One of the things I note about attending editorial cartoonist conventions is how the American ones tend to be segmented into vague factions — not unfriendly factions, but a few that seem to gather in social groups. They aren’t so noticeably divided by nationality, such as Canadians vs. Americans, right vs. left cartoonists, or the cross-hatchers vs. the photoshoppers. There is a clique of Alternative cartoonists who tend to stick to themselves. While they don’t say it at loud among mainstream newspaper editorial cartoonists I think the Alties view the products of the traditional big city cartoonist as generally lame, wishy washy in their politics, and predictable with their gags. The Alty cartoonist tends to be younger, angrier, they possess greater freedoms to express their opinions, and they tend to be from the left of the political spectrum. When they aren’t skewering Bush, Cheney, or some other right winger getting heat in the Liberal press they tackle issues that are often overlooked by the full time editorial cartoonists, like religion, feminism, racism and homosexuality. I enjoy following the Alty cartoonists, and while I may not agree with the approach of their cartoons or the point they’re arguing for, I respect their passion to tackle issues and politicians by using the liberties granted to them by their editors.

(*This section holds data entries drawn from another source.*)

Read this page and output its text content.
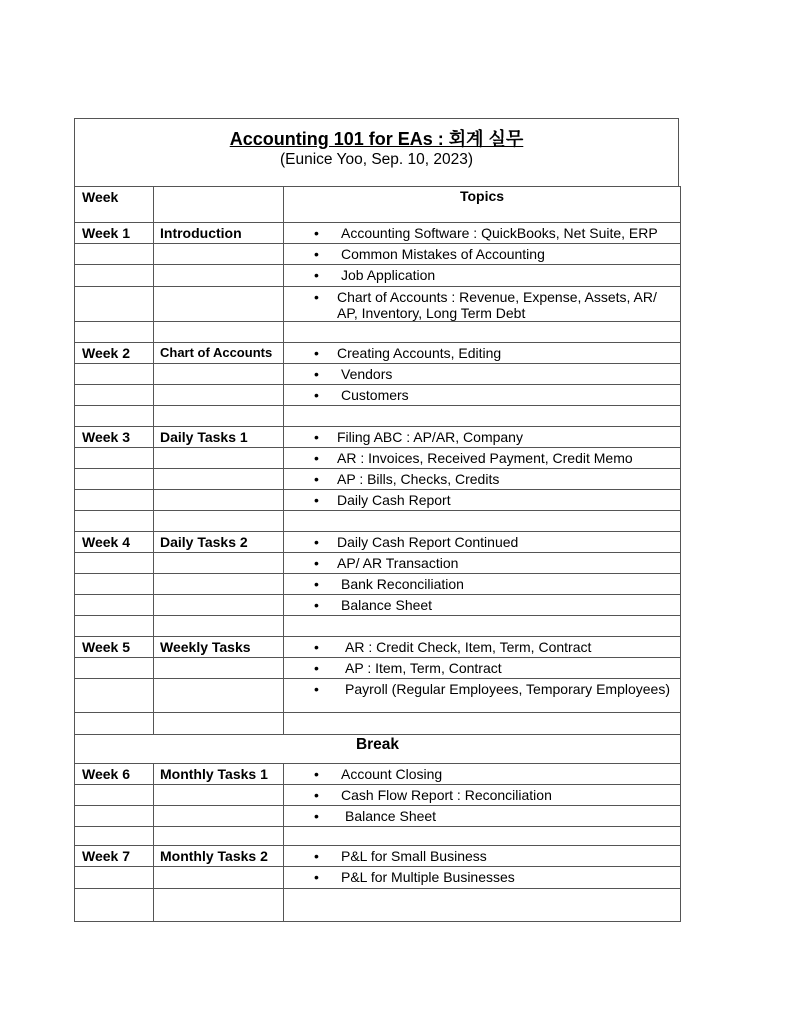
Accounting 101 for EAs : 회계 실무
(Eunice Yoo, Sep. 10, 2023)
Week		Topics
Week 1	Introduction	• Accounting Software : QuickBooks, Net Suite, ERP

		• Common Mistakes of Accounting

		• Job Application

		• Chart of Accounts : Revenue, Expense, Assets, AR/ AP, Inventory, Long Term Debt

Week 2	Chart of Accounts	• Creating Accounts, Editing

		• Vendors

		• Customers

Week 3	Daily Tasks 1	• Filing ABC : AP/AR, Company

		• AR : Invoices, Received Payment, Credit Memo

		• AP : Bills, Checks, Credits

		• Daily Cash Report

Week 4	Daily Tasks 2	• Daily Cash Report Continued

		• AP/ AR Transaction

		• Bank Reconciliation

		• Balance Sheet

Week 5	Weekly Tasks	• AR : Credit Check, Item, Term, Contract

		• AP : Item, Term, Contract

		• Payroll (Regular Employees, Temporary Employees)

Break		
Week 6	Monthly Tasks 1	• Account Closing

		• Cash Flow Report : Reconciliation

		• Balance Sheet

Week 7	Monthly Tasks 2	• P&L for Small Business

		• P&L for Multiple Businesses
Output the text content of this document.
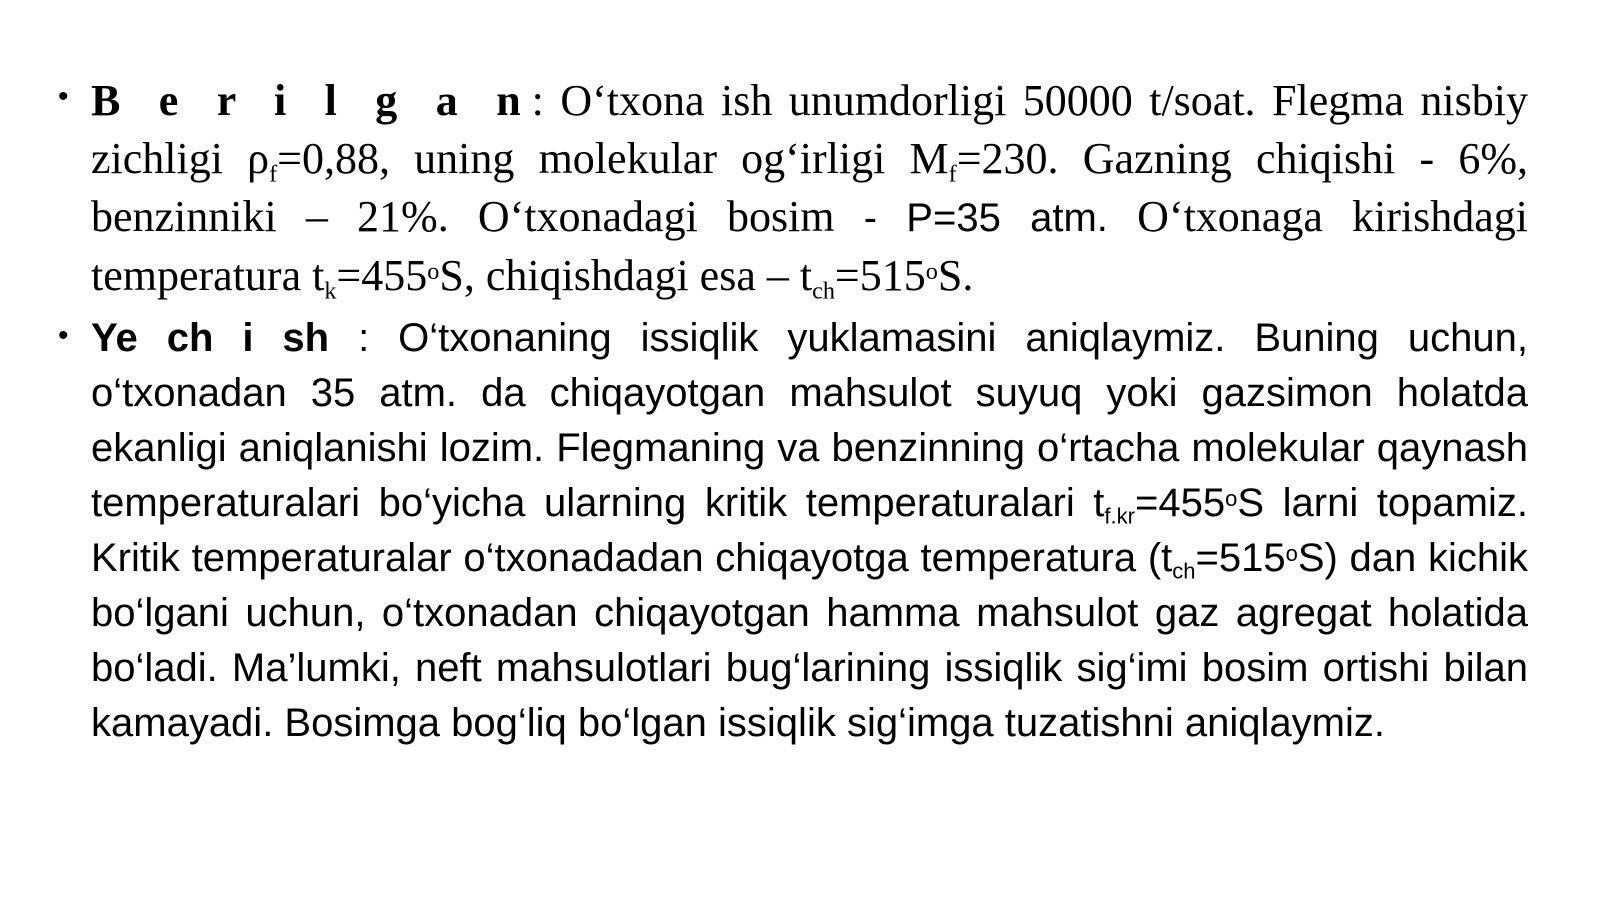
• B e r i l g a n: O‘txona ish unumdorligi 50000 t/soat. Flegma nisbiy zichligi $\rho_f=0,88$, uning molekular og‘irligi $M_f=230$. Gazning chiqishi - 6%, benzinniki – 21%. O‘txonadagi bosim - P=35 atm. O‘txonaga kirishdagi temperatura $t_k=455^oS$, chiqishdagi esa – $t_{ch}=515^oS$.
• Ye ch i sh : O‘txonaning issiqlik yuklamasini aniqlaymiz. Buning uchun, o‘txonadan 35 atm. da chiqayotgan mahsulot suyuq yoki gazsimon holatda ekanligi aniqlanishi lozim. Flegmaning va benzinning o‘rtacha molekular qaynash temperaturalari bo‘yicha ularning kritik temperaturalari $t_{f.kr}=455^oS$ larni topamiz. Kritik temperaturalar o‘txonadadan chiqayotga temperatura $(t_{ch}=515^oS)$ dan kichik bo‘lgani uchun, o‘txonadan chiqayotgan hamma mahsulot gaz agregat holatida bo‘ladi. Ma’lumki, neft mahsulotlari bug‘larining issiqlik sig‘imi bosim ortishi bilan kamayadi. Bosimga bog‘liq bo‘lgan issiqlik sig‘imga tuzatishni aniqlaymiz.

On the other hand there are those who don’t appreciate the editorial cartoon. I’m having a hard time wondering how someone can dismiss what I would call an art form going way back through history. Ivan Brunetti, a comic book artist writes on the Daily Crosshatch:
“…Another problematic genre is the political/editorial cartoon, with its facile and smug symbology, which often seems manipulative and insulting to the reader’s intelligence. The political value of comics (or art in general) is dubious at best, in my opinion. I have always said, “Political cartoons are the ass-end of the artform” (which is admittedly cruel of me). Political cartoons are often too reductive and lacking in nuance or subtlety. Occasionally, some heavy-handed or ham-fisted cartoon causes a great uproar. Well, if one sets out to offend a group of people with an image or cartoon, and one has a large forum, such as a newspaper, the cartoon will probably get a reaction. But I question the value of that. It seems like a little dance: someone draws something purposely to offend another, and then that person gets offended. Yeah, great.

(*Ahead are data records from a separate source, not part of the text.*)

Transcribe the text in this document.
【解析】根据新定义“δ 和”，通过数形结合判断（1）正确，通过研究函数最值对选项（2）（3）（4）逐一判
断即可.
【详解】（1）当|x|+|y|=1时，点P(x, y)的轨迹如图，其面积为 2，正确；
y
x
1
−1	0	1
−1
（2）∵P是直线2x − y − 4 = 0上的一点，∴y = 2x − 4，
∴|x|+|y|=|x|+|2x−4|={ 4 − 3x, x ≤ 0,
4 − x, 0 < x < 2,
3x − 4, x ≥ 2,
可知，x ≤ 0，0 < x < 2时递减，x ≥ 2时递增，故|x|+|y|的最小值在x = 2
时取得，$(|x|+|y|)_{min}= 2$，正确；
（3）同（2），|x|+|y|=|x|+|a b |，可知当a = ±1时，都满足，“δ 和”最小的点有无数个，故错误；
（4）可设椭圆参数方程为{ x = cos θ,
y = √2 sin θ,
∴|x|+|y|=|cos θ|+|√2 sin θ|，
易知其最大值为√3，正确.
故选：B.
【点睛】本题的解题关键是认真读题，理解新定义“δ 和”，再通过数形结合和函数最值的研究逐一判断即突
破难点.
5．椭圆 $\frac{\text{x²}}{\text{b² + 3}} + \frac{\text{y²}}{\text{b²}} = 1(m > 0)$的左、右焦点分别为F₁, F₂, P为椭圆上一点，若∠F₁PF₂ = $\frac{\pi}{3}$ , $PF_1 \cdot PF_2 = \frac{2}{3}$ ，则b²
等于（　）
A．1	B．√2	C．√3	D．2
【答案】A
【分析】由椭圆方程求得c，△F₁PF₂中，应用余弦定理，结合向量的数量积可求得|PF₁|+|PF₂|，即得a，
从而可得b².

Life and people, I believe, are a lot more complicated than that. It seems that (strictly) political cartoons can have one of two reactions: if you agree, you nod approvingly (but not really laugh), and if you disagree, you mutter something about the cartoonist being “an asshole” (and also not laugh). At best, the aim is to polarize people by relying on extreme viewpoints, and at worst, to pussyfoot around the issues for fear of actually offending somebody. Either way, everything is strictly in black and white terms, with no in-betweens, and I would much rather read a story about full, complex characters going about their lives. I think stories about human beings are still going to address political issues, if they deal with reality at all, but in an implicit rather than explicit (or worse, didactic) manner, thus generously and sympathetically allowing the reader to decide what to think. I guess one can argue that everything is political on some level, but then there really is no need to sledgehammer the reader’s head.”
Wonkette.com does a wonderful job of critiquing recent editorial cartoons. Wonderful, only because mine never get chosen.